EMPRESARIADO LOCAL NÃO ABRE MÃO PARA AS ACTIVIDADES CULTURAIS EM NAMPULA

Por Elísio João

O Director do Museu Nacional de Etnologia lamenta o facto de o empresariado local não estar habilitado para patrocinar as actividades culturais.

Guilherme Gulhumba falava a propósito do plano que a instituição desenhou, que tem em vista modernizar as Salas de Exposição do Museu Nacional de Etnologia mas que não está a conseguir apoio para concretização desse sonho.

A ideia de Guilherme Gulhumba era de durante este ano, ter exposições digitais, uma página na Internet e uma sala de referência a nível Provincial e Nacional, para Conferências.

No dizer da nossa fonte, esforços estão a ser feitos para angariação de fundos mas que o empresariado local tem se mostrado indiferente, para uma instituição dinâmica e que está a preservar o nosso património cultural.

“Daí o nosso apelo para o empresariado Provincial e Nacional.

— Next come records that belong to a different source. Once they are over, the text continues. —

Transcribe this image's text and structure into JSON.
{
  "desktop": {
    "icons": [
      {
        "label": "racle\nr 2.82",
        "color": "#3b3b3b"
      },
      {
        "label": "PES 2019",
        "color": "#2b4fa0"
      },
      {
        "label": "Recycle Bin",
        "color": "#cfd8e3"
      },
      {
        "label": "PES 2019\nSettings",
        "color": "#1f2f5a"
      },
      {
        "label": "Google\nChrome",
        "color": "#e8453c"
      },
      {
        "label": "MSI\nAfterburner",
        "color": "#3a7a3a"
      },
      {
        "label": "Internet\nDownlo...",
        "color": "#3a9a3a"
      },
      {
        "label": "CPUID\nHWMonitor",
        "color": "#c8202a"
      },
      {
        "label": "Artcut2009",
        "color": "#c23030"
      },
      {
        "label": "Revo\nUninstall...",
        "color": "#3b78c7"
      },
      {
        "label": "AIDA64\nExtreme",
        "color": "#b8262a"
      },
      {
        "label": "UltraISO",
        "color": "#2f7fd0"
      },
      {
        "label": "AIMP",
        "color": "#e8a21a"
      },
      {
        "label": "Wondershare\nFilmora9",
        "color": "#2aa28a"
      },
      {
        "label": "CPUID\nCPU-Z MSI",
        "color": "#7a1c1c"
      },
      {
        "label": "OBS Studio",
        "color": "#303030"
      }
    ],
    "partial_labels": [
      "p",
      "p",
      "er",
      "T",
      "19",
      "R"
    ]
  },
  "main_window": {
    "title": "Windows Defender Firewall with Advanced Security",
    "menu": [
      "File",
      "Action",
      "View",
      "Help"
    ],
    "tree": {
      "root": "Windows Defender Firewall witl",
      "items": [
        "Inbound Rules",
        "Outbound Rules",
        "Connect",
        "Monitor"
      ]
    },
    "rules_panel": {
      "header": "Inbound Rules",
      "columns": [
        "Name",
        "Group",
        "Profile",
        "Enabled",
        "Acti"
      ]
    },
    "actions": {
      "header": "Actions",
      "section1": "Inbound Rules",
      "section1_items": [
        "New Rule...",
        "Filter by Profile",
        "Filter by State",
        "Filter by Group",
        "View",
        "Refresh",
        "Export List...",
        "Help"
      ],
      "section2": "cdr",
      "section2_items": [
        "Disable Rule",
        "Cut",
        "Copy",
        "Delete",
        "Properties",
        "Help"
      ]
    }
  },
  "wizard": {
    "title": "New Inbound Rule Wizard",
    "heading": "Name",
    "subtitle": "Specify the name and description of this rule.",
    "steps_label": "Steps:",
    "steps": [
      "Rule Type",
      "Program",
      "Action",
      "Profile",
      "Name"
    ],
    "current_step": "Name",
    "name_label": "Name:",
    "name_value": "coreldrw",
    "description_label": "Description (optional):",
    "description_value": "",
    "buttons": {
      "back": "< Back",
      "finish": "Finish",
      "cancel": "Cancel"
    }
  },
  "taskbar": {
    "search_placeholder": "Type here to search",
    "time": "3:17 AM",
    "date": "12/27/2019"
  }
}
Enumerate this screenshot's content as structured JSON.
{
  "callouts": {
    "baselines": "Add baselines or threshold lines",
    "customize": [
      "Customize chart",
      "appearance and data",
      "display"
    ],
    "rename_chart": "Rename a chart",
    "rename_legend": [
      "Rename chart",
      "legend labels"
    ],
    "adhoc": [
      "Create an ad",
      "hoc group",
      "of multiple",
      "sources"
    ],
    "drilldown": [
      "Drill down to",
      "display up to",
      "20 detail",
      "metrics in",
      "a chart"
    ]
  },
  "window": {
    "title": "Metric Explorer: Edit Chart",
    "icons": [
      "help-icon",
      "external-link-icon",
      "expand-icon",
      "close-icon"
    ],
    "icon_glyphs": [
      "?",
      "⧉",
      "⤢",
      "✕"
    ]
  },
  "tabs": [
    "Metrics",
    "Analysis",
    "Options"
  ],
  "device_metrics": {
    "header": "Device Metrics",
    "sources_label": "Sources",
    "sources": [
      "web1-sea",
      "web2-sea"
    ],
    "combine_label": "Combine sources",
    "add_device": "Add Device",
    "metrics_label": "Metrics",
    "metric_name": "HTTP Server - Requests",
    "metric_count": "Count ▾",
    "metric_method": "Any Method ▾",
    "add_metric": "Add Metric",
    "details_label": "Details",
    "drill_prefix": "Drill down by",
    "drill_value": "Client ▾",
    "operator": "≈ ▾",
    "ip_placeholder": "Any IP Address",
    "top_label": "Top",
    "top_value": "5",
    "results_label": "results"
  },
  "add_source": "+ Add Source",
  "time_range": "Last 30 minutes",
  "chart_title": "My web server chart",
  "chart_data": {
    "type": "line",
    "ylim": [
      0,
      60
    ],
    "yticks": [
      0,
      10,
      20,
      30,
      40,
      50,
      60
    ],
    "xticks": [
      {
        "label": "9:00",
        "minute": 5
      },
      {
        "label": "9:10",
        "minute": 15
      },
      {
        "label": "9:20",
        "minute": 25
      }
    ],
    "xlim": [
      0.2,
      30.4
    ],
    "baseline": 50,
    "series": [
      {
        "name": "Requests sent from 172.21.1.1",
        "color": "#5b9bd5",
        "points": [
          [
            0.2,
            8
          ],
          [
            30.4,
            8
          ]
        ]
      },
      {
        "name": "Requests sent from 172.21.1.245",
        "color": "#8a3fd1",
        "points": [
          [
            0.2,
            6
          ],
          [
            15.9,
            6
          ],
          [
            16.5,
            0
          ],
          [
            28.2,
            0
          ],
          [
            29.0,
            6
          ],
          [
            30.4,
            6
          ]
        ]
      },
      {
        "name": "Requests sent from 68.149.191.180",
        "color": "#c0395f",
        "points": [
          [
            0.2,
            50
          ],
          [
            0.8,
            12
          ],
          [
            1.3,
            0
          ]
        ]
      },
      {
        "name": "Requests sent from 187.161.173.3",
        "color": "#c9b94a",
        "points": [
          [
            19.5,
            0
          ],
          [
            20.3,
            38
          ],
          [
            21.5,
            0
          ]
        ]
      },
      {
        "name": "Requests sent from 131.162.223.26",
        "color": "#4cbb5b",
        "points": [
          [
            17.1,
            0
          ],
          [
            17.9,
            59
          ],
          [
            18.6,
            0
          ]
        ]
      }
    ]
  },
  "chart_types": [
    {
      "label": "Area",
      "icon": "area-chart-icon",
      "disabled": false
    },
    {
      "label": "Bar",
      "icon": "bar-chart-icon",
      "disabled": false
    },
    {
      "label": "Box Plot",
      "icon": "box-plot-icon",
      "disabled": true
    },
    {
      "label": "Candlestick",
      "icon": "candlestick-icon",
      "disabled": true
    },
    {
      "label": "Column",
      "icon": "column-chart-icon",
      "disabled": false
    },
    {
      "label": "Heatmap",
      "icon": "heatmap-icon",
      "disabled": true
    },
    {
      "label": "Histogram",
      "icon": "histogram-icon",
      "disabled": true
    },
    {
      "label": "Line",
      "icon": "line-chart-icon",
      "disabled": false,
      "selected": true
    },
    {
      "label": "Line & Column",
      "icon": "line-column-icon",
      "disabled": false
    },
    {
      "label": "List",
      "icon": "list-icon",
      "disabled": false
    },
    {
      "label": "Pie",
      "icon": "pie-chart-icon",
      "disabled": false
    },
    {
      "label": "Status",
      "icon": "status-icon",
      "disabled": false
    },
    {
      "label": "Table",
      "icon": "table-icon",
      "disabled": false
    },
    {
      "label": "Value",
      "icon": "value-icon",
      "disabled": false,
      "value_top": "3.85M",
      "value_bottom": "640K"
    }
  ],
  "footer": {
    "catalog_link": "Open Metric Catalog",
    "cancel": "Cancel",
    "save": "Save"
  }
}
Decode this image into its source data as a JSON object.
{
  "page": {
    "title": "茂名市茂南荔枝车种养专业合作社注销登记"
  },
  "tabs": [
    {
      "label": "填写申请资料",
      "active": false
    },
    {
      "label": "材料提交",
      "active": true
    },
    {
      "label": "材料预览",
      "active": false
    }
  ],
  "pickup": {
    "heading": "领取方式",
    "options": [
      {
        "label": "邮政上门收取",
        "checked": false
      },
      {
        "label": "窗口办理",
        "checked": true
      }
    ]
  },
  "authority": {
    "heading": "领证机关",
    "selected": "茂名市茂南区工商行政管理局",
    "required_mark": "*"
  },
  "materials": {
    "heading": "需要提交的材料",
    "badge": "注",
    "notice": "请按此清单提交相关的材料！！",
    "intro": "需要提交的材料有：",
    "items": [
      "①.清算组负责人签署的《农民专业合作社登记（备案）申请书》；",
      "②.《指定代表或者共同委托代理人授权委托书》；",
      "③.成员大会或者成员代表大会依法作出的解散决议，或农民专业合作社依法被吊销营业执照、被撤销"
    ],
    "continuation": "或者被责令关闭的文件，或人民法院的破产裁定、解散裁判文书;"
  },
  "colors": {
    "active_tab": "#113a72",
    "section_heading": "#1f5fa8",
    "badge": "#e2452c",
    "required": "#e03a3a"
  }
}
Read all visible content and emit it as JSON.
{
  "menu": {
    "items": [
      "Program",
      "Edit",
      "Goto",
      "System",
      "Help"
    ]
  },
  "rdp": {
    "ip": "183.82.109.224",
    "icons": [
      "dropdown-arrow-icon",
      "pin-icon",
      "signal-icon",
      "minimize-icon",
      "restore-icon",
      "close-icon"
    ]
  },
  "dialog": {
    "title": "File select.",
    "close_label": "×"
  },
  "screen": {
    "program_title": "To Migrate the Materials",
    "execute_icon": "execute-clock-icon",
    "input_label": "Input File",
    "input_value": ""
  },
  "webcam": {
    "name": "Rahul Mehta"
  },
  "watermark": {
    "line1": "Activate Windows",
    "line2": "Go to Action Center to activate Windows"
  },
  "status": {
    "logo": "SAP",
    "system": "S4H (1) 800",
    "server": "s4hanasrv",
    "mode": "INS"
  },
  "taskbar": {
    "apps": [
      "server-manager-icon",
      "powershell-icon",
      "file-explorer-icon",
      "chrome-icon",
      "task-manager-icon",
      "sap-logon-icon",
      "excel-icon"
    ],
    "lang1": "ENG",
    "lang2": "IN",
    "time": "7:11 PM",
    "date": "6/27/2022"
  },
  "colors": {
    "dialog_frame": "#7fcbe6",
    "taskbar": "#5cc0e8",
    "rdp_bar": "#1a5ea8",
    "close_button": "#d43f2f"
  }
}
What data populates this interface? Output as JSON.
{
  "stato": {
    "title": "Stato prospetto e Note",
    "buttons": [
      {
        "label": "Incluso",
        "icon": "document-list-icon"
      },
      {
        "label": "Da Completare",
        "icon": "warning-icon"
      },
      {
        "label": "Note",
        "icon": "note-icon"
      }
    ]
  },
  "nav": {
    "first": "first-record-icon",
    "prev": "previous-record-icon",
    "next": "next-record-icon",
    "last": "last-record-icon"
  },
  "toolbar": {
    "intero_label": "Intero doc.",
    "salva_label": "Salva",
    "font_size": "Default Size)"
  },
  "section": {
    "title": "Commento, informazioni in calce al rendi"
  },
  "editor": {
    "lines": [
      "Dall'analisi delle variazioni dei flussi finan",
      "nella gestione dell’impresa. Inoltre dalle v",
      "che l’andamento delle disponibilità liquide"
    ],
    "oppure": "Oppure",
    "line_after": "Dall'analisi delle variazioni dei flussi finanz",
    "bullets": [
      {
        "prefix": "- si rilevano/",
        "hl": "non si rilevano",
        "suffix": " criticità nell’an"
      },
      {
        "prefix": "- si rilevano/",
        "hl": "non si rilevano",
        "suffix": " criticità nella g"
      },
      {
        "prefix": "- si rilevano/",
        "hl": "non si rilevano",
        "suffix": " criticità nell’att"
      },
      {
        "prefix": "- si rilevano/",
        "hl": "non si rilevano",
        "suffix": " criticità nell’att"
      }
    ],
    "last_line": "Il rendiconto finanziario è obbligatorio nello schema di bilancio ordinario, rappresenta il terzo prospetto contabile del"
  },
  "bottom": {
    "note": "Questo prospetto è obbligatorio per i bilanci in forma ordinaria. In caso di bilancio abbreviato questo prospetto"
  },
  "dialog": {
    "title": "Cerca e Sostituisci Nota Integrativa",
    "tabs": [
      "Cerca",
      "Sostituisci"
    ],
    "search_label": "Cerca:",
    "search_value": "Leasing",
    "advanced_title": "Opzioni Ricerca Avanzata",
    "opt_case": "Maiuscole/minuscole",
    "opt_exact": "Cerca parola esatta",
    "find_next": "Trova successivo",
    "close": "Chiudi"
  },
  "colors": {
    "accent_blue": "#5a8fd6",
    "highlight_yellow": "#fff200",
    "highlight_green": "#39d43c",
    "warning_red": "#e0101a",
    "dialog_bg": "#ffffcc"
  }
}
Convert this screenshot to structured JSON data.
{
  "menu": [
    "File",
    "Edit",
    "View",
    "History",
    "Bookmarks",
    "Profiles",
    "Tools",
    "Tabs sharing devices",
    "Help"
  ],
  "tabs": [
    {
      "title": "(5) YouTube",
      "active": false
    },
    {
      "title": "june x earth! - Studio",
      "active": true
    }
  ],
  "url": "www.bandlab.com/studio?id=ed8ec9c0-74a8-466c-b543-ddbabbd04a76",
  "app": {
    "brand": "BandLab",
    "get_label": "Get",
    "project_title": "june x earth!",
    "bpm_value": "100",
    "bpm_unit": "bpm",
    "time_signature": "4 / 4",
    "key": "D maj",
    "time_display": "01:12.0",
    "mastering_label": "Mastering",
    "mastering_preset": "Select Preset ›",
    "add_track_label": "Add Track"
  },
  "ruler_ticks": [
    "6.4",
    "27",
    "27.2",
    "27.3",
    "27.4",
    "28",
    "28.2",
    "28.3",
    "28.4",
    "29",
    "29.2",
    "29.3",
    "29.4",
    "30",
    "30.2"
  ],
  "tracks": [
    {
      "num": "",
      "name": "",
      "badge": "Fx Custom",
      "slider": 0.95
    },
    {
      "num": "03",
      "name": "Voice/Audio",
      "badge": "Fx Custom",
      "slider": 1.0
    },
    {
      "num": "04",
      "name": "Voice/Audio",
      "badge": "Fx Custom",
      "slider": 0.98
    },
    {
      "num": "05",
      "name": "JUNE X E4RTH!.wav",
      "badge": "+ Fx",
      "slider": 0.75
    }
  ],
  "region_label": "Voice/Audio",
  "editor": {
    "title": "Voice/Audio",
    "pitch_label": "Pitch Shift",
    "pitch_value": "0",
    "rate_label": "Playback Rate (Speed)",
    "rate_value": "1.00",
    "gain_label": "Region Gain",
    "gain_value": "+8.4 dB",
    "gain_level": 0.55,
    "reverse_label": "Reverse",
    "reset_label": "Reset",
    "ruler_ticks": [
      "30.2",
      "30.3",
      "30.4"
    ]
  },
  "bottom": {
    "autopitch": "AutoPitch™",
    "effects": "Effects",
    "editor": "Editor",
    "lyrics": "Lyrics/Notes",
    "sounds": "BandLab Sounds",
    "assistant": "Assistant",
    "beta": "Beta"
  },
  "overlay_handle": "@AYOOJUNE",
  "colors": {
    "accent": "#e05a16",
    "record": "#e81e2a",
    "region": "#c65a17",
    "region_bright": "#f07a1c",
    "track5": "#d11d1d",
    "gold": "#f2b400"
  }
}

Não olhem o Museu como um local que apenas guarda os acervos antigos. É uma instituição dinâmica que está a preservar o nosso património cultural. Por ser uma instituição de investigação, precisa de recursos humanos, materiais e financeiros”.

Questionado sobre o porquê que se deve preservar o Museu de Etnologia, Guilherme Gulhumba disse “Nós precisamos preservar esse nosso passado antropológico e cultural, porque para nós idealizarmos o nosso futuro, temos que ter em conta o nosso passado, tendo em referência o presente. A visão do futuro não pode ser feita ocultando o passado. Temos que ter em conta que os outros avançaram até aqui e nós temos que avançar até ali. E não só, a nova geração que se levanta, precisa de saber o seu passado. E aqui está o nosso passado”.

Guilherme Gulhumba fez uma radiografia positiva dos 20 anos do Museu Nacional de Etnologia, apesar de escassez de fundos.